Each Fall and Winter, a number of influential individuals and brands announce what they foresee as the “color of the year” for the following year. What follows is typically a frenzy of sorts, with brands rushing to post their wares available in that hue—clothing, tableware, paint, interiors, and graphic design. “Look, everyone. We’re on trend!”
Predicting Peach
For 2024, a number of predictions were were peach-adjacent. Pantone, arguably the most well-known of the predictions, chose “Peach Fuzz”, which it says brings “a feeling of kindness and tenderness, communicating a message of caring and sharing, community and collaboration.”

A post from @ukariane.ua, “The official Instagram of Ukraine” which said Pantone’s 2024 color of the year reminded them of “sunrises and sunsets in the Ukrainian Carpathians when the sun plays with colours on the treetops and meadows”
The trend forecasting company WGSN similarly chose Apricot Crush, and HGTV Home by Sherwin Williams chose Persimmon—both shades somewhere between pink and orange. The British paint company Deluxe picked Sweet Embrace, a dustier, softer pink, still in the neighborhood.
By contrast, several prominent brands chose shades in the blue and green family, including Valspar’s Renew Blue (a pale turquoise), Graham and Brown’s Viridis (a near-celadon), and Sherwin Williams’ Upward SW (a pale sky-blue).

At the launch event of Peach Fuzz in New York, speakers ascribed to it a great number of attributes to it: sophisticated, contemporary, understated, impactful, a reflection of the past, clean, and nurturing. Quite a tall order for a single color!
Staying Outside the Predictions
But not everyone rushes to embrace the newly-crowned colors. When Pantone introduced Very Peri in 2022, I interviewed the Paris-based trend forecaster Li Edelkoort for an article in the New York Times. She said the company was “pushing a shade of purplish blue down people’s throats with no relation to the way we are living and evolving. Humans want to be embraced by their environments in troubled times, which doesn’t allow for an invented, non-cool blue hue.”

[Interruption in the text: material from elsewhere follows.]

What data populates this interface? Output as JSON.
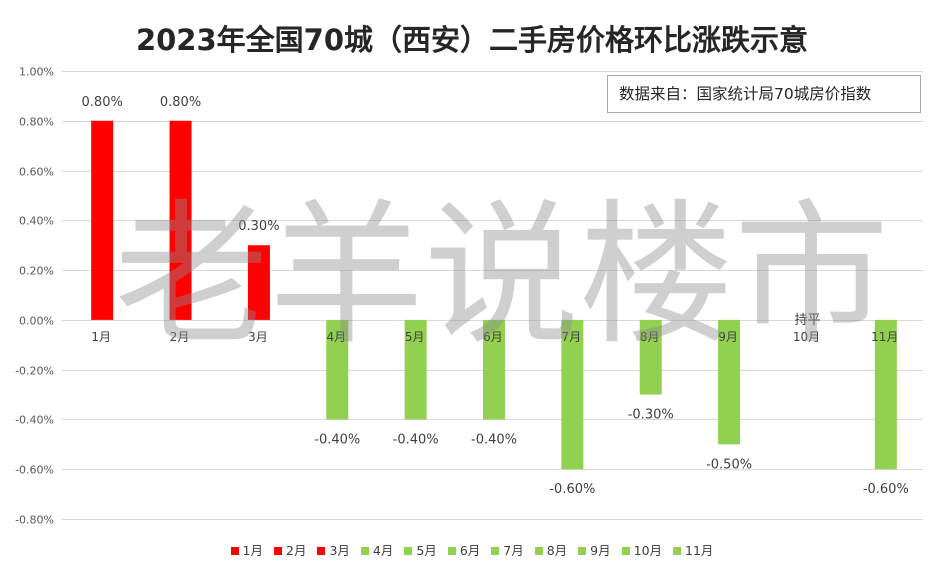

Can any single shade represent the ethos of, well, everything? Across state lines and international borders? In ceramics, sneakers, and sofas alike? Must everything from the year before be chucked out and replaced each January? The internet suggests a Barbieverse approach: a monochromatic world in which clothing, cars, and (in the case of the movie) even mountains appear in a matching hue.
So, one hopes, the Color of the Year is not a recommendation that everything be produced in it, only to be replaced twelve months later. I think it’s more a chance to be remind you of a color that might have fallen out of fashion, or one that hasn’t gotten much attention in the past. Use it as background thought to lead you somewhere else. It’s interesting that these colors have not been rewarded for achievement or past performance—like Best Picture or Album of the Year—but rather for their perceived potential. Used judiciously, I think that’s worthy of consideration.